August 26: anniversary of a revolution in radio

If Canadian Reginald Fessenden should be correctly credited with inventing modern radio transmission, then the invention of another Canadian, Edward “Ted” Rogers, of Toronto can be credited with another major revolution in radio.

Advert from 1925 announcing the demonstration and sale of the “new” batteryless teechnology at the Canadian National Exhibition in Toronto.. Note that in the mid 1920’s, the only reason houses had electircity was for lighting, so the radios had adaptors to fit into light sockets.

In the early years of the past century, radios operated on direct current batteries.

These were heavy, sometimes leaked acid, and produced an often loud hum in the reception.

A long time fan of radio, the still young Ted Rogers, began studying the ideas of an alternating current (AC) vacuum tube which would eliminate the hum of direct current (DC).

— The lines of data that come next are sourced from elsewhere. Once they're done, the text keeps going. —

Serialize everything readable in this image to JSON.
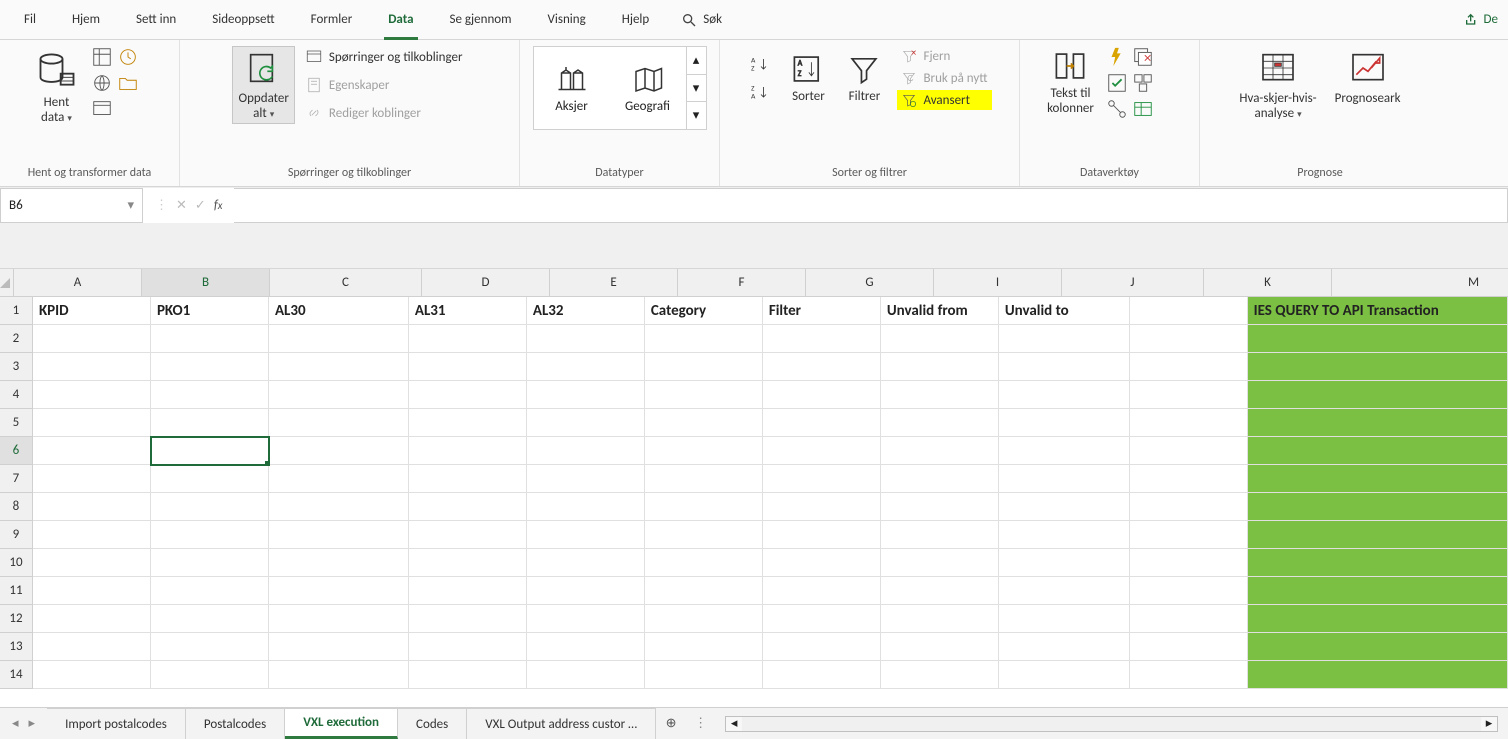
{
  "ribbon_tabs": {
    "fil": "Fil",
    "hjem": "Hjem",
    "settinn": "Sett inn",
    "sideoppsett": "Sideoppsett",
    "formler": "Formler",
    "data": "Data",
    "segjennom": "Se gjennom",
    "visning": "Visning",
    "hjelp": "Hjelp",
    "sok": "Søk",
    "de": "De"
  },
  "ribbon": {
    "group1": {
      "hent_data": "Hent\ndata",
      "label": "Hent og transformer data"
    },
    "group2": {
      "oppdater": "Oppdater\nalt",
      "sporringer": "Spørringer og tilkoblinger",
      "egenskaper": "Egenskaper",
      "rediger": "Rediger koblinger",
      "label": "Spørringer og tilkoblinger"
    },
    "group3": {
      "aksjer": "Aksjer",
      "geografi": "Geografi",
      "label": "Datatyper"
    },
    "group4": {
      "sorter": "Sorter",
      "filtrer": "Filtrer",
      "fjern": "Fjern",
      "bruk": "Bruk på nytt",
      "avansert": "Avansert",
      "label": "Sorter og filtrer"
    },
    "group5": {
      "tekst": "Tekst til\nkolonner",
      "label": "Dataverktøy"
    },
    "group6": {
      "hva": "Hva-skjer-hvis-\nanalyse",
      "prognoseark": "Prognoseark",
      "label": "Prognose"
    }
  },
  "name_box": "B6",
  "formula": "",
  "columns": [
    "A",
    "B",
    "C",
    "D",
    "E",
    "F",
    "G",
    "I",
    "J",
    "K",
    "M"
  ],
  "headers": {
    "A": "KPID",
    "B": "PKO1",
    "C": "AL30",
    "D": "AL31",
    "E": "AL32",
    "F": "Category",
    "G": "Filter",
    "I": "Unvalid from",
    "J": "Unvalid to",
    "K": "",
    "M": "IES QUERY TO API Transaction"
  },
  "rows": [
    1,
    2,
    3,
    4,
    5,
    6,
    7,
    8,
    9,
    10,
    11,
    12,
    13,
    14
  ],
  "sheet_tabs": {
    "t1": "Import postalcodes",
    "t2": "Postalcodes",
    "t3": "VXL execution",
    "t4": "Codes",
    "t5": "VXL Output address custor …"
  }
}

After visits to several inventors and factories, on August 26, 1924 he announced his own new tube invention, the Rogers Experimental 15S vacuum tube, which enabled radios for the first time to be operated from household AC current.

Previous AC tube experiments by others had also produced an annoying hum from the filament.

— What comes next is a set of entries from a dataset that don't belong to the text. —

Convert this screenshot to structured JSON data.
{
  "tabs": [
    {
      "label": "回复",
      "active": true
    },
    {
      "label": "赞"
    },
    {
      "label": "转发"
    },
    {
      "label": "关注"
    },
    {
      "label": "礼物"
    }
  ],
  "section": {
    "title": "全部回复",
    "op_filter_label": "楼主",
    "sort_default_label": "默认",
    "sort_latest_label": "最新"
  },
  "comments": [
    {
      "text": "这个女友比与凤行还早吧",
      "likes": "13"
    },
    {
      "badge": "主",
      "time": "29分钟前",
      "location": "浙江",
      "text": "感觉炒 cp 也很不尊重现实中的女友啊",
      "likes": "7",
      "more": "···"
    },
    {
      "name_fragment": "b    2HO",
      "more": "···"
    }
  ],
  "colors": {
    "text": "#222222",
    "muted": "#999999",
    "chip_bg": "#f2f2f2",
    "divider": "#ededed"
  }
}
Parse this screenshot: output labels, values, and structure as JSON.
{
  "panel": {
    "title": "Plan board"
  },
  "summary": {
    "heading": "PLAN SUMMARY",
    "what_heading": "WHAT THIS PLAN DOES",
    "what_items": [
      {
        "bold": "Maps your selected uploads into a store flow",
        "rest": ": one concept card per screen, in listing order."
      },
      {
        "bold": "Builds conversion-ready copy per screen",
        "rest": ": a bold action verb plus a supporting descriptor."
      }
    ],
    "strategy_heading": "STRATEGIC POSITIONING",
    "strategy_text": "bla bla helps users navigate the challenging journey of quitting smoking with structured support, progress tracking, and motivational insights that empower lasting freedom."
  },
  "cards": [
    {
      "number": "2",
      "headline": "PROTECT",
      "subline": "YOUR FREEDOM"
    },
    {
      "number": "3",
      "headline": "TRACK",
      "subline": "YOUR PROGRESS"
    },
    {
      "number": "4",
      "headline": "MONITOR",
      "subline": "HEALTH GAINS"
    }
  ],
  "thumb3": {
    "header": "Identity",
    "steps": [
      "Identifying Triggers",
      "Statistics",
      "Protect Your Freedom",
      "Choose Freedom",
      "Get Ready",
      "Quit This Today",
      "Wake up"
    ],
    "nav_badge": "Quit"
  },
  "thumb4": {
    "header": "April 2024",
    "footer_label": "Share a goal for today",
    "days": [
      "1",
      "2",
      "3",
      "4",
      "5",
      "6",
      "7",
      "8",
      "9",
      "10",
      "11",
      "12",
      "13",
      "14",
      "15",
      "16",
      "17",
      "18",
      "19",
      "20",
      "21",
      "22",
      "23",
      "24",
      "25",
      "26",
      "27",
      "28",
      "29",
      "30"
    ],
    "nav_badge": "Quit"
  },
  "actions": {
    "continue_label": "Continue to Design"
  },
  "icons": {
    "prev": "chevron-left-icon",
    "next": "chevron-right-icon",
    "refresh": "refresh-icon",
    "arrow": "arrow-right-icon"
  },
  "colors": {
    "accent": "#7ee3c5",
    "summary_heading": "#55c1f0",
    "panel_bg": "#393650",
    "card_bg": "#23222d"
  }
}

Rogers invention shielded the tube filament and turned it into a heater of the surrounding shield which itself became the cathode emitting electrons and eliminating hum.

This was an enormous revolution in the development of radio.

He also later developed a “rectified” AC power-supply adaptor set that enabled owners of radio recievers to toss away their complicated battery set-up and plug in directly to household AC.

He subsequently formed the Standard Radio Manufacturing Company to produce his own all-electric radios, which even at the then very steep price of $110-$370 (an average yearly salary at the time might be $1000) were an instant success in 1925.

A commemorative stamp to honour the invention of the AC tube which revolutionized radio © Canada Post

As houses at the time were wired only for lighting purposes, the radios sold had connectors enabling them to be plugged into lightbulb sockets

He later followed the manufacturing operation by creating his own radio station in 1927, with the call letters CFRB –Canada’s First Rogers Batteryless.

Using his technology, it became the first radio station to operate from municipal AC power rather than the typical complicated setup of generators and DC motor converters and batteries which was typical at the time.

Ted Rogers died suddenly in 1939, just short of his 39th birthday. His son, Edward, went on to build the company into a media empire.